En un país de sensibilidades y resentimientos como el nuestro puede ser delicado hablar de burgueses y otros epítetos vecinos. En la misma medida, un escritor “proletario” puede crear anticuerpos en lectores “burgueses”, y viceversa. Los orígenes no deberían ser tomados como algo prejuicioso, sino como una riqueza en vez de una debilidad como sociedad, lo cual no conlleva a creerse la romántica e ingenua escena de que andaremos todos de la mano. Nadie elige dónde nacerá.
La polémica y la controversia no tiene fecha de caducidad, por cierto. El 1er Congreso de Narrativa Peruana en 2005, ocurrido en Madrid, donde hubo dimes y diretes entre los escritores “telúricos” y los “evadidos” (capitalinos y andinos) nos hace ver la vigencia de la opinión de Ribeyro. Se trata, pues, en efecto, de una sociedad conservadora, la peruana, que sobrepasa los basamentos sociales y políticos y alcanza a los artísticos.

Un escritor burgués tiene una visión que le ha conferido su propio espacio, el escritor pequeño burgués de la misma manera; uno más cuyos temas pueden ser los avatares del campesino, o la lucha social de los obreros verá la vida con prisma diferente, y sentirá esta de manera diferente. Se trata, en efecto, de visiones distintas. Yo, y mis circunstancias, a decir de Ortega y Gasset.
De ahí que nuestra dispersión no sea solo geográfica, sino ‒además de los rasgos culturales‒ se encuentran los sociales como componente fundamental para entender nuestra mirada hacia el mundo. O puede entenderse también que nuestras dispersión no sea solo social, sino cultural y geográfica.

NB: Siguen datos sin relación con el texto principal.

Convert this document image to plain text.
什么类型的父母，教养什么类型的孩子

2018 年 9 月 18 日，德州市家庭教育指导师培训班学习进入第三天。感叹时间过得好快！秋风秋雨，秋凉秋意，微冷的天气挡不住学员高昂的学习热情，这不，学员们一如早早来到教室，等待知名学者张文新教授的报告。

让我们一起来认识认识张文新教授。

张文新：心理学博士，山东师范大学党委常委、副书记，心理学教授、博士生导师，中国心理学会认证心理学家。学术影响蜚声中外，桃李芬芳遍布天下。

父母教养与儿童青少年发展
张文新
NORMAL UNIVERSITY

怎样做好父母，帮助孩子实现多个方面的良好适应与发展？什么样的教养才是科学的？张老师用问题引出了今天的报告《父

En este sentido, debe añadirse a estas características, las múltiples variables que no nos separan, sino más bien las que nos unifican con el que creemos está del otro lado, y que nos distancian con el que creemos que forma parte de nuestro círculo. Así el escritor proletario selvático se sentirá más vinculado hacia su par andino o costeño, por ejemplo. La ecuación considera también otras variables sobre la constante que es el escritor; sobre esto, un sello vinculante es nuestra territorialidad, más allá de la capa social y cultural de la que provenimos.

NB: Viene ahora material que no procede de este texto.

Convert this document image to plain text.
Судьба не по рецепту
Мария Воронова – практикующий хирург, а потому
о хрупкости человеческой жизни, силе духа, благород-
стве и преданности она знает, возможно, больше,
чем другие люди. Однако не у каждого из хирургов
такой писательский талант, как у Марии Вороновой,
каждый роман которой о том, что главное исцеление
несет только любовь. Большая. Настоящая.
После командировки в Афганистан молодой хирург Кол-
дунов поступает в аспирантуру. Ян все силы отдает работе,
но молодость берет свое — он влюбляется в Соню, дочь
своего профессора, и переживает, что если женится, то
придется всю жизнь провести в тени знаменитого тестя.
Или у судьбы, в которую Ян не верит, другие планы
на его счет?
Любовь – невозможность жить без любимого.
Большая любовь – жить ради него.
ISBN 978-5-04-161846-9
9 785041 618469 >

En el caso nuestro, donde la división de clases en Iquitos es difusa y donde se pasa del racionalismo a la superstición en un parpadear, donde no existe una aristocracia, donde el rico alterna con el pobre, donde el pobre congenia con el que se cree estar en otro escalón social ‒sin estarlo ni serlo, necesariamente‒; es decir, donde el influjo de la selva deja caer su manto sobre esta urbe ‒allí en el fondo del bosque donde el todo es un enmarañado‒, estos ingredientes componen un nutrido insumo literario.
El correr de las décadas viene dando pasos a nuevas voces narrativas. No es que el espacio ignoto, muchas veces hostil de la floresta, quede relegado, pues esta resulta indisociable a una ciudad como Iquitos, sino que se adhiere el escenario urbano. Son los tiempos de la postmodernidad y del post-urbanismo, donde la selva, como espacio geográfico, ha dado paso a la urbe como telón de fondo literario para abordar la condición humana.